Eur ’19 | Fort l’Ecluse in the Sunshine

In order to give ourselves a little bit of direction during this trip we decided to make our half way point a visit to see my brother and his wife. They live just outside Geneva, on the French side of the border. The drive over the Jura Mountains was great – we had only ever visited during skiing season and so this was the first time we had seen it in the green, instead of white! And, what a difference – the sun, twinkling water and wildflowers made the place almost unrecognisable.


The Fort l’Ecluse via ferrata route is a nice one that gives fantastic views down the Rhone valley. We only really dabble and so don’t know what the rating of this route is, perhaps ‘moderately difficult’ (going by the ratings on Wikipedia!) The climb starts in the car park just off the road and ascends, traversing the rocky hillside, until you reach the upper fort. The way back is a steep track that cuts through the surrounding woodlands and deposits you back on the road, just opposite the car park. This is an old favourite of ours but, given our previous visiting habits, we are normally treated to freezing cold hand-holds and the occasional snow flurry – this day was entirely different.


The fort itself was completed in the reign of Louis XIV, by Sébastien Le Prestre de Vauban, the same architect who designed the citadel of Besancon, which we had frequented earlier in the week. Fort l’Ecluse was destroyed in 1815, but was rebuilt, increased in strength and height during the process. In June 1940 the fort held the passage of the Rhone against German forces during the Battle of France. For three days allied forces held the fort against German advance, until they were ordered by the French command to stand down after the Armistice on 25th June.


The sun beat down on us as we made our way up the various sections of the climb. The higher we got the better the views; the River Rhone was a glorious turquoise blue, twinkling along the bottom of the valley, cutting through the leafy banks. The surrounding hills are tree-clad, the summer foliage vibrant and contrasting brilliantly with the blue sky above. The far distance was hazy, hills and towns disappearing into the wash of blue.


My brother’s old doggo (sadly no longer around) was used to being by his side at every second. As she had gotten older, and gone a little blind and deaf, she suffered with separation anxiety in quite a severe way. To stop her stressing and pining the whole time we were out, my brother decided to bring her along for the trip – it was nice to see her super content, cosied up in the rucksack. Her head resting on Andy’s shoulder and getting a kiss and a stroke from me every time I caught them up! A little unorthodox, perhaps – but it worked and was lovely to have her along for the day!
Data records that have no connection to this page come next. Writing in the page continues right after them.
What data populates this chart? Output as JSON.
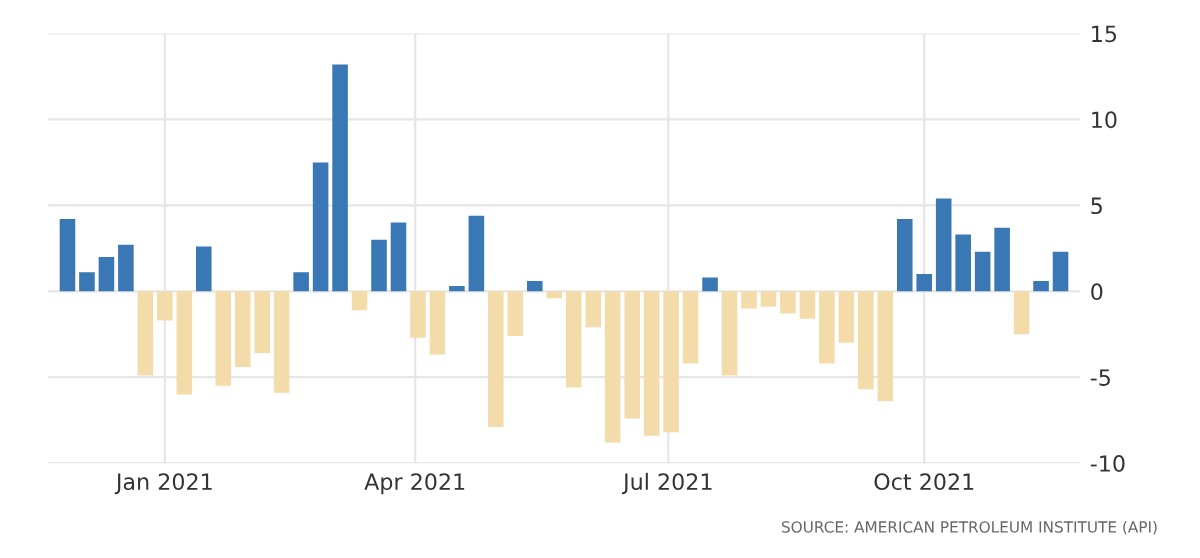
{
  "chart_data": {
    "type": "bar",
    "x": [
      "2020-11-27",
      "2020-12-04",
      "2020-12-11",
      "2020-12-18",
      "2020-12-25",
      "2021-01-01",
      "2021-01-08",
      "2021-01-15",
      "2021-01-22",
      "2021-01-29",
      "2021-02-05",
      "2021-02-12",
      "2021-02-19",
      "2021-02-26",
      "2021-03-05",
      "2021-03-12",
      "2021-03-19",
      "2021-03-26",
      "2021-04-02",
      "2021-04-09",
      "2021-04-16",
      "2021-04-23",
      "2021-04-30",
      "2021-05-07",
      "2021-05-14",
      "2021-05-21",
      "2021-05-28",
      "2021-06-04",
      "2021-06-11",
      "2021-06-18",
      "2021-06-25",
      "2021-07-02",
      "2021-07-09",
      "2021-07-16",
      "2021-07-23",
      "2021-07-30",
      "2021-08-06",
      "2021-08-13",
      "2021-08-20",
      "2021-08-27",
      "2021-09-03",
      "2021-09-10",
      "2021-09-17",
      "2021-09-24",
      "2021-10-01",
      "2021-10-08",
      "2021-10-15",
      "2021-10-22",
      "2021-10-29",
      "2021-11-05",
      "2021-11-12",
      "2021-11-19"
    ],
    "values": [
      4.2,
      1.1,
      2.0,
      2.7,
      -4.9,
      -1.7,
      -6.0,
      2.6,
      -5.5,
      -4.4,
      -3.6,
      -5.9,
      1.1,
      7.5,
      13.2,
      -1.1,
      3.0,
      4.0,
      -2.7,
      -3.7,
      0.3,
      4.4,
      -7.9,
      -2.6,
      0.6,
      -0.4,
      -5.6,
      -2.1,
      -8.8,
      -7.4,
      -8.4,
      -8.2,
      -4.2,
      0.8,
      -4.9,
      -1.0,
      -0.9,
      -1.3,
      -1.6,
      -4.2,
      -3.0,
      -5.7,
      -6.4,
      4.2,
      1.0,
      5.4,
      3.3,
      2.3,
      3.7,
      -2.5,
      0.6,
      2.3
    ],
    "colors": [
      "#3a77b5",
      "#3a77b5",
      "#3a77b5",
      "#3a77b5",
      "#f4dcaa",
      "#f4dcaa",
      "#f4dcaa",
      "#3a77b5",
      "#f4dcaa",
      "#f4dcaa",
      "#f4dcaa",
      "#f4dcaa",
      "#3a77b5",
      "#3a77b5",
      "#3a77b5",
      "#f4dcaa",
      "#3a77b5",
      "#3a77b5",
      "#f4dcaa",
      "#f4dcaa",
      "#3a77b5",
      "#3a77b5",
      "#f4dcaa",
      "#f4dcaa",
      "#3a77b5",
      "#f4dcaa",
      "#f4dcaa",
      "#f4dcaa",
      "#f4dcaa",
      "#f4dcaa",
      "#f4dcaa",
      "#f4dcaa",
      "#f4dcaa",
      "#3a77b5",
      "#f4dcaa",
      "#f4dcaa",
      "#f4dcaa",
      "#f4dcaa",
      "#f4dcaa",
      "#f4dcaa",
      "#f4dcaa",
      "#f4dcaa",
      "#f4dcaa",
      "#3a77b5",
      "#3a77b5",
      "#3a77b5",
      "#3a77b5",
      "#3a77b5",
      "#3a77b5",
      "#f4dcaa",
      "#3a77b5",
      "#3a77b5"
    ],
    "xlim": [
      "2020-11-20",
      "2021-11-26"
    ],
    "xticks": [
      {
        "value": "2021-01-01",
        "label": "Jan 2021"
      },
      {
        "value": "2021-04-01",
        "label": "Apr 2021"
      },
      {
        "value": "2021-07-01",
        "label": "Jul 2021"
      },
      {
        "value": "2021-10-01",
        "label": "Oct 2021"
      }
    ],
    "ylim": [
      -10,
      15
    ],
    "yticks": [
      -10,
      -5,
      0,
      5,
      10,
      15
    ],
    "grid": true,
    "annotations": [
      "SOURCE: AMERICAN PETROLEUM INSTITUTE (API)"
    ]
  }
}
We stopped at the various ledges, taking a moment to cool off and take in the views. At one stop we spotted a kestrel flying at eye level and just below. It seemed to be chasing, and be chased in equal measure by another bird. With its chestnut feathers glinting bronze in the light it was a pleasant sight as he glided past our rocky perch. The bushes and shrubs were in full leaf and wildflowers seemed to be exuding from every nook and cranny. Patches of pinks, yellows and whites scattered the hillside.


As mentioned several times before, Cal isn’t the biggest fan of heights, but comes along anyway; my brother and I usually scamper off ahead and leave him to enjoy it at his own pace. Once we had all convened at the top we trotted back down the hill in the shade of the trees, back to the car.